The majority of CEOs foresee a recession within the next 12 to 18 months, according to a Conference Board survey released on Friday.
In the group’s global survey of 750 executives, respondents revealed concerns about inflation and supply chain bottlenecks, especially amid the Russian invasion of Ukraine. Over 60% said that “they expect a recession in their primary region of operations before the end of 2023 or earlier,” while 15% said that “their region is already in recession.”
The United States economy shrank at a 1.5% annualized rate in the first quarter of 2022, according to the U.S. Bureau of Economic Analysis, with two consecutive quarters of negative growth indicating recession territory. The yield curve inverted earlier this week for United States government bonds in another sign that a recession is on the horizon. In response, the Federal Reserve is currently trying to battle inflation by increasing interest rates, including a 0.75% rate hike that represents the boldest anti-inflation action since 1994.

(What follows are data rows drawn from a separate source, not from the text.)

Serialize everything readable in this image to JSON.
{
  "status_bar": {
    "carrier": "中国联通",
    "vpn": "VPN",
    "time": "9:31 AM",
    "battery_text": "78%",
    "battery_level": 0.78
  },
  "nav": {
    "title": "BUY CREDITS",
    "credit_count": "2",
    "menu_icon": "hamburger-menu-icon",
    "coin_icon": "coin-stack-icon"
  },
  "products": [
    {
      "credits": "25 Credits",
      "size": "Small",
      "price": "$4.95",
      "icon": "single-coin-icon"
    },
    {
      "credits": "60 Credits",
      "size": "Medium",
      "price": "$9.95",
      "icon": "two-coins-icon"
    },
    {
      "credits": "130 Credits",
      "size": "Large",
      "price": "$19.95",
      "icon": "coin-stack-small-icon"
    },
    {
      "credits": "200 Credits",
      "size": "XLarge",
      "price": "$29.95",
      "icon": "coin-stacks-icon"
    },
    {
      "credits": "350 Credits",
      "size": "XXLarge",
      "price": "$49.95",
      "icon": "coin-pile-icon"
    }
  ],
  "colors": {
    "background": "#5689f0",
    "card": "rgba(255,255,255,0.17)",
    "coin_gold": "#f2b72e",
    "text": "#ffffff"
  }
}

“There is this gap between how consumers are viewing this — they’re not as worried as CEOs are,” Conference Board Chief Economist Dana Peterson told The Wall Street Journal. “But CEOs are trained to look 12 to 18 months down the line. Most consumers? The next few months, or three to six months, is really what they’re thinking about.”
While the Consumer Price Index (CPI) rose 8.6% year-over-year as of May, the Producer Price Index (PPI) — which tracks inflation for businesses — rose 10.8% over the same period, according to two recent reports from the U.S. Bureau of Labor Statistics.
A slim 10% of CEOs believe inflationary pressure will be resolved by the middle of 2022, according to the Conference Board. While the plurality predict an end to soaring price levels by the end of the year, 31% remain concerned that inflation will endure beyond 2023.
Other salient risks weighing on CEOs include the increased chance of cyberattacks amid the Ukraine conflict. Likewise, executives are attempting to strengthen their supply chains.
The Conference Board’s findings correspond with other recent polls tracking sentiment among business leaders. In CNBC’s most recent CFO Council Survey, 68% of financial executives said that a recession will occur in the first half of 2023. None of the 22 respondents expect the economy to avoid a recession.
In a survey from the National Association of Manufacturers, 59% of business leaders said inflationary pressures “make a recession more likely in the next 12 months.” Likewise, more than 90% of respondents pointed to higher raw material costs as one of the “primary business challenges” in the second quarter of 2022.
Biden, however, attributed rising inflation to “Putin’s Price Hike” and pinned the blame on purported corporate price-gouging, as well as wealthy Americans failing to pay higher taxes.
“Prices at the pump are a major part of inflation, and the war in Ukraine is a major cause of that. The United States is on track to produce a record amount of oil next year, and I am working with the industry to accelerate this output,” Biden said in a statement. “But it is also important that the oil and gas and refining industries in this country not use the challenge created by the war in Ukraine as a reason to make things worse for families with excessive profit taking or price hikes.”